A few years ago, Lind decided to look at the footage again, with Isaac’s green light. At first, she approached it from a more abstract point of view, stitching short snippets together in black and white. “It eased me into it, which was very wise, because it allowed a little more distance,” remembers Isaac.
“In the end, it does feel like a group of people coming together to do a thing,” he continues. “I think that’s also what gives it a sense of it not being a vanity project or not trying to send some curated piece of representation of this person, Oscar, as accurate. It’s a moment in time for this group of people and the personal life of the filmmaker, all coming together.”
Lind emphasizes how it is common in her practice to “not edit in the moment.” “I never release anything people don’t feel a hundred percent comfortable with. It’s really hard for the brain to watch isolated things and try to think about how they will come together, so it’s easier to say no. But when you put it in a film, and each of these vulnerable things supports and relies on each other to find meaning and purpose, suddenly it’s different.”
“It’s almost like everything’s off the record until the edit,” Isaac jumps in.
Turning that process into herself was not easy at first, says the filmmaker. While struggling with the notion of making a personal film, the director looked back at how she asked her subjects for the same vulnerability she now feared. “I made a film before this called ‘Bobbi Jene,’ and it was such an honest, raw film. I ask other people to make their stories as close to their hearts as possible. So I felt like I could be brave too. That’s how we get a chance to connect to things, to feel things.”

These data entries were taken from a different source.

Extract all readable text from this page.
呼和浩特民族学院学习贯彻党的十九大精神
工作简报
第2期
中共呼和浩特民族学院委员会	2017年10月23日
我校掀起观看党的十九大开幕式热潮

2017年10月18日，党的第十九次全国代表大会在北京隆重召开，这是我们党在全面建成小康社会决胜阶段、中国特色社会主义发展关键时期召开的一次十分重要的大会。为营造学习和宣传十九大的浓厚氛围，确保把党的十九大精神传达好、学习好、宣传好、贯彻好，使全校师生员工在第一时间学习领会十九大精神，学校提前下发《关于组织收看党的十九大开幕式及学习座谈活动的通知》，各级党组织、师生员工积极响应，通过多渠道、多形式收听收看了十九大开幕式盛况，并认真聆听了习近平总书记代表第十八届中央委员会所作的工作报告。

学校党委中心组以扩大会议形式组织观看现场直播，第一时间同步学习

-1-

What Lind didn’t originally foresee, however, was how, by inviting strangers into some of the most intimate moments of her life, she would also be getting the chance to mend one of the most painful consequences of choosing to build a family in a country that is not your own. After the film’s screening in Copenhagen, the director’s friends told her how nice it was to “be at her wedding” and to see her pregnant. “We didn’t really get to do any baby shower or Lamaze classes or any of these things. We were doing home hospice, then we flew out and got married, and it was all so intense. Not being able to share those moments with my family in Denmark, I felt really excluded. It was a wild ride.”
“Not wanting to live traditionally, that’s why you become an artist, right?” adds Isaac. “But you don’t get to have all the fun stuff either. Everything was just coming at once; there wasn’t ‘this is what a wedding looks like, and this is what preparing for a birth looks like.’ We were these kids dealing with all this crazy stuff.”
Having now collaborated on screen in both Lind’s Oscar-nominated short “The Letter Room” and “King Hamlet,” the couple are eager to continue to extend their creative partnership under their production banner Mad Gene Media. Lind is currently working on a fiction project that Isaac calls “a big passion of hers.” “We’re always collaborating,” says the director. “It’s been this way since we’ve met. We’re always reading each other things and brainstorming. Two creative souls, or what have you, that will always be part of our relationship.”
“But we’re not shooting a secret documentary right now,” she laughs.
“King Hamlet” is produced by Sara Stockmann and Sofia Sondervan, in collaboration with Sonntag Pictures, Mad Gene Media, and Dutch Tilt Film.